Whereas normally 1-3% of passengers might cancel off or no-show an international flight, those rates could be vastly higher in the wake of the volcano. This makes it almost impossible for airlines to help people stuck in the back-log to get home, unless they tell them to show up at the airport for every flight and wait stand-by (which my guess is some people are doing, quite successfully!).

I can only imagine an airline wants to avoid overbooking at a time like this -- but since the models are so bad, it's really hard for them to nail the right number of bookings.

Managing disrupted airline operations is a tricky business, especially when it's something we've never seen before. The moral of this story is that the more airlines know about the passengers (where they are, where they want to go, etc.), the better they can plan. But when passengers try to game the system (e.g. buy 10 tickets), inevitably others lose. We're nowhere near having the technology, policies, and trust in place to allow airlines to "handle the situation" -- travelers will always try and take things into their own hands, and who can blame them? I know I'd do the same.

Posted by Evan 

Comments (2)

Apr 27, 2010
steve said...
Lack of intelligence in computer systems of the airlines imo
Apr 27, 2010
Captain Spuds MacKenzie said...
As an employee of a Legacy Airline my family and I sometimes travel standby. Since my Airline flies >90% of its flights to and from one of its hubs, these flights are often oversold. If the Airline isn't experiencing an irregular operation, then an oversold flight is the kiss of death to our standby plans. But as soon as an irregular operation occurs (snowstorms, thunderstorms, ATC delays at that hub or anywhers else in the system) then all bets are off. My family and I have been numbers 60-65 on the standby list of an oversold flight and still made it on the plane.

Some flights cancel (don't even leave departure stations), some flights divert to alternates, some flights arrive too late to make connections and some flights get stuck in the penalty box because they can't get a gate. It's called Murphy's Law and most people, especially standby travellers, have back-ups to their back-ups.

Most people are pretty adaptable at finding a way home. Immediately after 9/11, my pharmacist brother-in-law was at a convention a great disteance from his home in NY City. He was able to wrangle a ride home two days later (on 9/13) via FedEx by "escorting" medicine to NY City. I'm an airline captain on a trip and he got home before I did.

In reference to Iceland's Volcanic disruptions, If they absolutely had to get somewhere (and can afford it) many people left the airport they were stuck in and found another way home. Anyone who has travelled even moderately by air over the last twenty years knows when to hold em, when to fold em and when to go get a hotel room.

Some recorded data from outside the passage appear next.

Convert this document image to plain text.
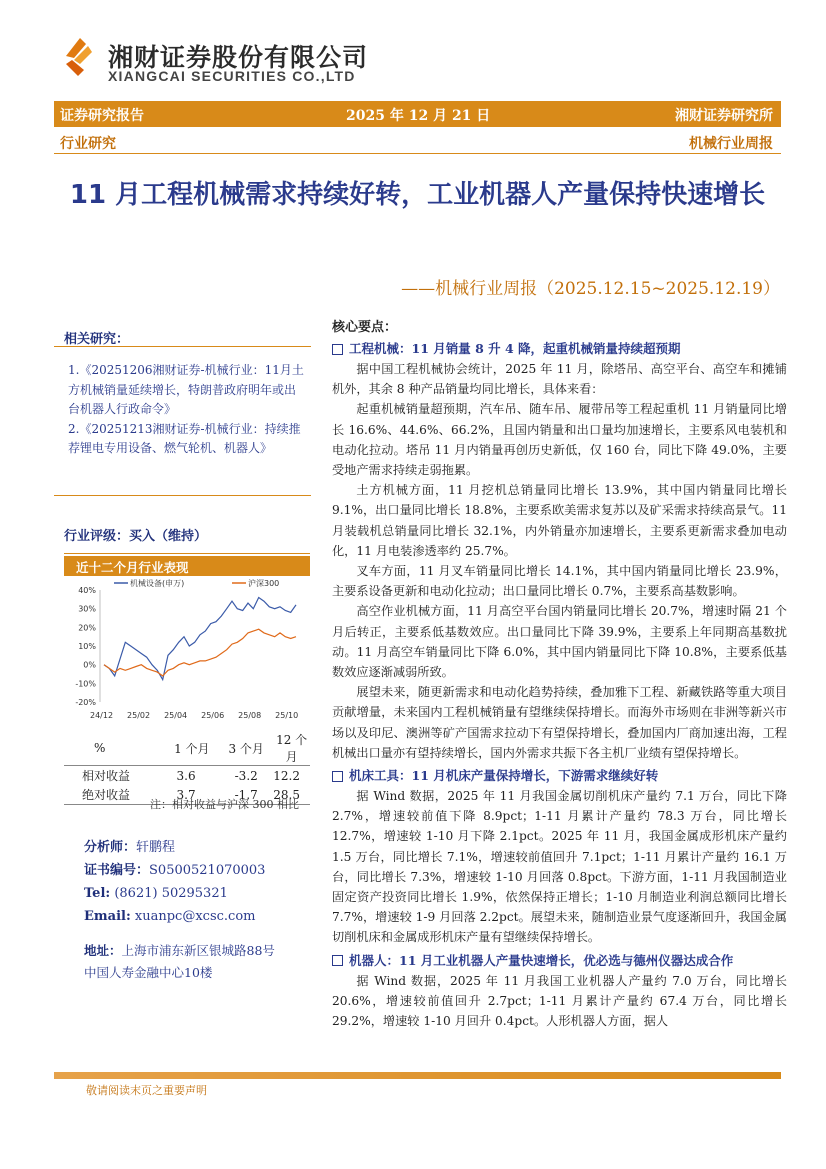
湘财证券股份有限公司
XIANGCAI SECURITIES CO.,LTD
证券研究报告	2025 年 12 月 21 日	湘财证券研究所
行业研究	机械行业周报
11 月工程机械需求持续好转，工业机器人产量保持快速增长
——机械行业周报（2025.12.15~2025.12.19）
相关研究：
1.《20251206湘财证券-机械行业：11月土方机械销量延续增长，特朗普政府明年或出台机器人行政命令》
2.《20251213湘财证券-机械行业：持续推荐锂电专用设备、燃气轮机、机器人》
行业评级：买入（维持）
近十二个月行业表现
机械设备(申万)	沪深300
40%
30%
20%
10%
0%
-10%
-20%
24/12 25/02 25/04 25/06 25/08 25/10
%	1 个月	3 个月	12 个月
相对收益	3.6	-3.2	12.2
绝对收益	3.7	-1.7	28.5
注：相对收益与沪深 300 相比
分析师：轩鹏程
证书编号：S0500521070003
Tel: (8621) 50295321
Email: xuanpc@xcsc.com
地址：上海市浦东新区银城路88号
中国人寿金融中心10楼
核心要点：
工程机械：11 月销量 8 升 4 降，起重机械销量持续超预期

据中国工程机械协会统计，2025 年 11 月，除塔吊、高空平台、高空车和摊铺机外，其余 8 种产品销量均同比增长，具体来看：

起重机械销量超预期，汽车吊、随车吊、履带吊等工程起重机 11 月销量同比增长 16.6%、44.6%、66.2%，且国内销量和出口量均加速增长，主要系风电装机和电动化拉动。塔吊 11 月内销量再创历史新低，仅 160 台，同比下降 49.0%，主要受地产需求持续走弱拖累。

土方机械方面，11 月挖机总销量同比增长 13.9%，其中国内销量同比增长 9.1%，出口量同比增长 18.8%，主要系欧美需求复苏以及矿采需求持续高景气。11 月装载机总销量同比增长 32.1%，内外销量亦加速增长，主要系更新需求叠加电动化，11 月电装渗透率约 25.7%。

叉车方面，11 月叉车销量同比增长 14.1%，其中国内销量同比增长 23.9%，主要系设备更新和电动化拉动；出口量同比增长 0.7%，主要系高基数影响。

高空作业机械方面，11 月高空平台国内销量同比增长 20.7%，增速时隔 21 个月后转正，主要系低基数效应。出口量同比下降 39.9%，主要系上年同期高基数扰动。11 月高空车销量同比下降 6.0%，其中国内销量同比下降 10.8%，主要系低基数效应逐渐减弱所致。

展望未来，随更新需求和电动化趋势持续，叠加雅下工程、新藏铁路等重大项目贡献增量，未来国内工程机械销量有望继续保持增长。而海外市场则在非洲等新兴市场以及印尼、澳洲等矿产国需求拉动下有望保持增长，叠加国内厂商加速出海，工程机械出口量亦有望持续增长，国内外需求共振下各主机厂业绩有望保持增长。

机床工具：11 月机床产量保持增长，下游需求继续好转

据 Wind 数据，2025 年 11 月我国金属切削机床产量约 7.1 万台，同比下降 2.7%，增速较前值下降 8.9pct；1-11 月累计产量约 78.3 万台，同比增长 12.7%，增速较 1-10 月下降 2.1pct。2025 年 11 月，我国金属成形机床产量约 1.5 万台，同比增长 7.1%，增速较前值回升 7.1pct；1-11 月累计产量约 16.1 万台，同比增长 7.3%，增速较 1-10 月回落 0.8pct。下游方面，1-11 月我国制造业固定资产投资同比增长 1.9%，依然保持正增长；1-10 月制造业利润总额同比增长 7.7%，增速较 1-9 月回落 2.2pct。展望未来，随制造业景气度逐渐回升，我国金属切削机床和金属成形机床产量有望继续保持增长。

机器人：11 月工业机器人产量快速增长，优必选与德州仪器达成合作

据 Wind 数据，2025 年 11 月我国工业机器人产量约 7.0 万台，同比增长 20.6%，增速较前值回升 2.7pct；1-11 月累计产量约 67.4 万台，同比增长 29.2%，增速较 1-10 月回升 0.4pct。人形机器人方面，据人

敬请阅读末页之重要声明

But the most important point that you make is that experienced travellers do not trust the airlines because the airlines have proven not to be trustworthy. As you have stated in past blogs, it's hard for the customer service agent to intelligently inform passengers when the airline itself doesn't know what's going on. It's equally difficult for airlines to know what's going on when ATC, governments or entire regions don't have a clue about how to handle / deal with Murphy's Law.

Unfortunately, shit happens. If passengers, airlines, governmental agencies and others are dependant upon each other when it does happen, then they'd better discover a process for handling / dealing with the inevitable negotiations, conflicts and confrontations created by Murphy's Law. We're all on this lifeboat together!